Indonesia, Malaysia and the Philippines have agreed to launch coordinated patrols and set up crisis centres in their respective countries to better respond to emergencies in piracy-prone areas in the Sulu and Sulawesi seas.
There will also be a dedicated hotline for them to enable faster exchange of information in times of crisis at sea, said officials from the three Asean members in a joint statement yesterday.
"We have agreed to set up a national focal point among the three countries to facilitate sharing of information and intelligence in a prompt way and to coordinate in any emergency situation," said Indonesia's Foreign Minister Retno Marsudi. "This way, we can respond faster."
The initiatives would be adapted from the "best practices" of the ongoing Malacca Straits Patrol established in 2006 by the navies of Indonesia, Malaysia, Singapore and Thailand, she added.
Ms Retno was speaking to the media after a trilateral meeting in Yogyakarta involving her counterparts from Malaysia, Mr Anifah Aman, and the Philippines, Mr Jose Rene Almendras.
Indonesia's armed forces chief, General Gatot Nurmantyo, his Malaysian counterpart, General Zulkifeli Mohd Zin, and the Philippine navy chief, Rear-Admiral Caesar C. Taccad, also attended the discussions.
The meeting was called after a string of kidnappings in the waters off the southern Philippines, near where the maritime borders of the three countries meet.
Fourteen Indonesian and four Malaysian seamen were abducted from their boats by Abu Sayyaf militants in three separate incidents over the last five weeks.
Ten Indonesians seized at the end of March were released on May 1 and have since returned home.
More than 100,000 vessels sailed through the territorial waters off the Sulu Archipelago, in southern Philippines, carrying 55 million tonnes of cargo and some 18 million passengers last year, according to the Indonesian Foreign Ministry.

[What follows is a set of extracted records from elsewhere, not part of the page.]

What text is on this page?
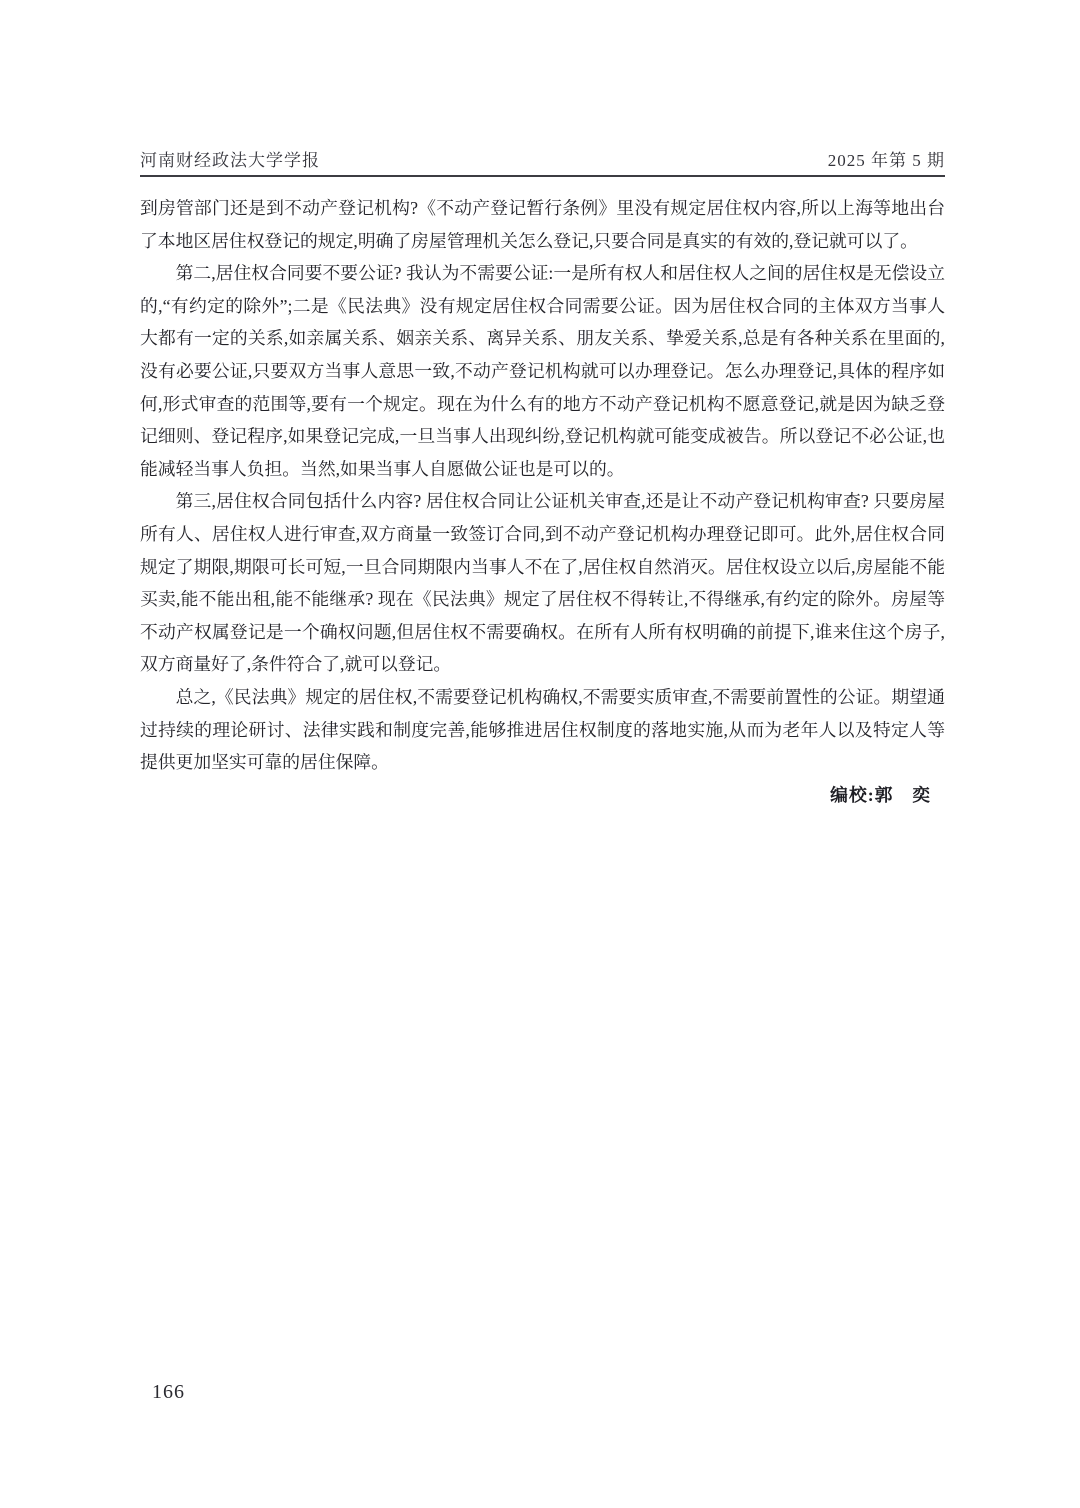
河南财经政法大学学报	2025 年第 5 期

到房管部门还是到不动产登记机构?《不动产登记暂行条例》里没有规定居住权内容,所以上海等地出台了本地区居住权登记的规定,明确了房屋管理机关怎么登记,只要合同是真实的有效的,登记就可以了。

第二,居住权合同要不要公证? 我认为不需要公证:一是所有权人和居住权人之间的居住权是无偿设立的,“有约定的除外”;二是《民法典》没有规定居住权合同需要公证。因为居住权合同的主体双方当事人大都有一定的关系,如亲属关系、姻亲关系、离异关系、朋友关系、挚爱关系,总是有各种关系在里面的,没有必要公证,只要双方当事人意思一致,不动产登记机构就可以办理登记。怎么办理登记,具体的程序如何,形式审查的范围等,要有一个规定。现在为什么有的地方不动产登记机构不愿意登记,就是因为缺乏登记细则、登记程序,如果登记完成,一旦当事人出现纠纷,登记机构就可能变成被告。所以登记不必公证,也能减轻当事人负担。当然,如果当事人自愿做公证也是可以的。

第三,居住权合同包括什么内容? 居住权合同让公证机关审查,还是让不动产登记机构审查? 只要房屋所有人、居住权人进行审查,双方商量一致签订合同,到不动产登记机构办理登记即可。此外,居住权合同规定了期限,期限可长可短,一旦合同期限内当事人不在了,居住权自然消灭。居住权设立以后,房屋能不能买卖,能不能出租,能不能继承? 现在《民法典》规定了居住权不得转让,不得继承,有约定的除外。房屋等不动产权属登记是一个确权问题,但居住权不需要确权。在所有人所有权明确的前提下,谁来住这个房子,双方商量好了,条件符合了,就可以登记。

总之,《民法典》规定的居住权,不需要登记机构确权,不需要实质审查,不需要前置性的公证。期望通过持续的理论研讨、法律实践和制度完善,能够推进居住权制度的落地实施,从而为老年人以及特定人等提供更加坚实可靠的居住保障。

编校:郭　奕

166
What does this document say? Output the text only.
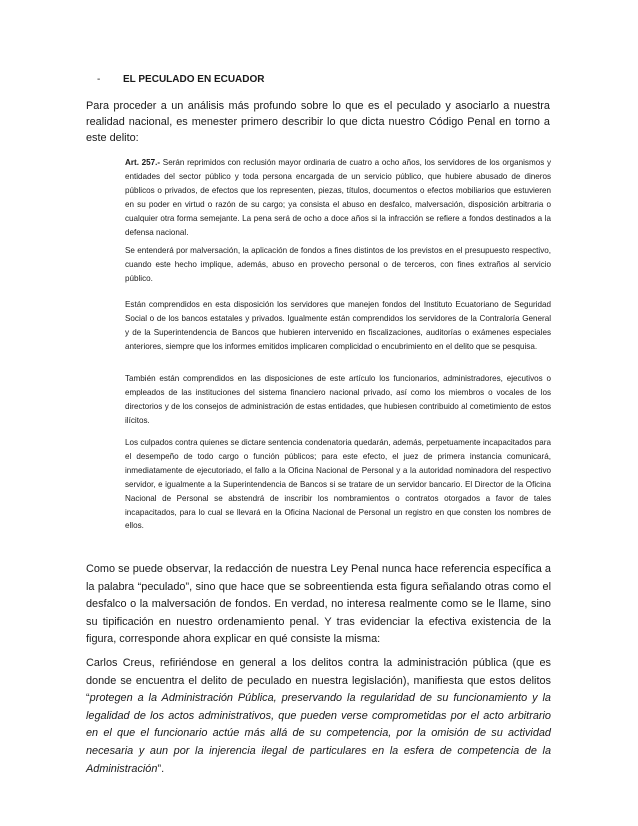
- EL PECULADO EN ECUADOR

Para proceder a un análisis más profundo sobre lo que es el peculado y asociarlo a nuestra realidad nacional, es menester primero describir lo que dicta nuestro Código Penal en torno a este delito:

Art. 257.- Serán reprimidos con reclusión mayor ordinaria de cuatro a ocho años, los servidores de los organismos y entidades del sector público y toda persona encargada de un servicio público, que hubiere abusado de dineros públicos o privados, de efectos que los representen, piezas, títulos, documentos o efectos mobiliarios que estuvieren en su poder en virtud o razón de su cargo; ya consista el abuso en desfalco, malversación, disposición arbitraria o cualquier otra forma semejante. La pena será de ocho a doce años si la infracción se refiere a fondos destinados a la defensa nacional.

Se entenderá por malversación, la aplicación de fondos a fines distintos de los previstos en el presupuesto respectivo, cuando este hecho implique, además, abuso en provecho personal o de terceros, con fines extraños al servicio público.

Están comprendidos en esta disposición los servidores que manejen fondos del Instituto Ecuatoriano de Seguridad Social o de los bancos estatales y privados. Igualmente están comprendidos los servidores de la Contraloría General y de la Superintendencia de Bancos que hubieren intervenido en fiscalizaciones, auditorías o exámenes especiales anteriores, siempre que los informes emitidos implicaren complicidad o encubrimiento en el delito que se pesquisa.

También están comprendidos en las disposiciones de este artículo los funcionarios, administradores, ejecutivos o empleados de las instituciones del sistema financiero nacional privado, así como los miembros o vocales de los directorios y de los consejos de administración de estas entidades, que hubiesen contribuido al cometimiento de estos ilícitos.

Los culpados contra quienes se dictare sentencia condenatoria quedarán, además, perpetuamente incapacitados para el desempeño de todo cargo o función públicos; para este efecto, el juez de primera instancia comunicará, inmediatamente de ejecutoriado, el fallo a la Oficina Nacional de Personal y a la autoridad nominadora del respectivo servidor, e igualmente a la Superintendencia de Bancos si se tratare de un servidor bancario. El Director de la Oficina Nacional de Personal se abstendrá de inscribir los nombramientos o contratos otorgados a favor de tales incapacitados, para lo cual se llevará en la Oficina Nacional de Personal un registro en que consten los nombres de ellos.

Como se puede observar, la redacción de nuestra Ley Penal nunca hace referencia específica a la palabra “peculado”, sino que hace que se sobreentienda esta figura señalando otras como el desfalco o la malversación de fondos. En verdad, no interesa realmente como se le llame, sino su tipificación en nuestro ordenamiento penal. Y tras evidenciar la efectiva existencia de la figura, corresponde ahora explicar en qué consiste la misma:

Carlos Creus, refiriéndose en general a los delitos contra la administración pública (que es donde se encuentra el delito de peculado en nuestra legislación), manifiesta que estos delitos “protegen a la Administración Pública, preservando la regularidad de su funcionamiento y la legalidad de los actos administrativos, que pueden verse comprometidas por el acto arbitrario en el que el funcionario actúe más allá de su competencia, por la omisión de su actividad necesaria y aun por la injerencia ilegal de particulares en la esfera de competencia de la Administración”.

Yesterday's meeting was initiated by Jakarta "against the background of the increasing security challenges which are alarming in the waters between the three countries", including armed piracy, transnational crime and terrorism in the region.
While they did not address the territorial disputes in the South China Sea in their joint statement, all three countries "reaffirmed their mutual respect for the sovereignty, territorial integrity, national unity of each other".
The statement also highlighted the importance of "good neighbourliness and non-interference in the internal affairs of one another, consistent with the fundamental principles of the Charters of the United Nations and Asean".
Indonesia's President Joko Widodo said yesterday that he hoped future cooperation between all three countries could resolve existing problems.
"I have encouraged the military commanders to make clear standard operating procedures, so we can carry out our course of action together," he added.
Gen Gatot said a set of common standard operating procedures between the three armed forces would be rolled out by this month.
Observers say the latest development is a positive step in tackling issues such as terrorism and human trafficking in the region.
"The Abu Sayyaf abductions for instance would not have taken place had there been such cooperation before," said security analyst Yohanes Sulaiman from the Universitas Jenderal Achmad Yani.
"However, we need to see the content of the agreement. How far are the countries willing to cooperate on issues where they have different views or policies?"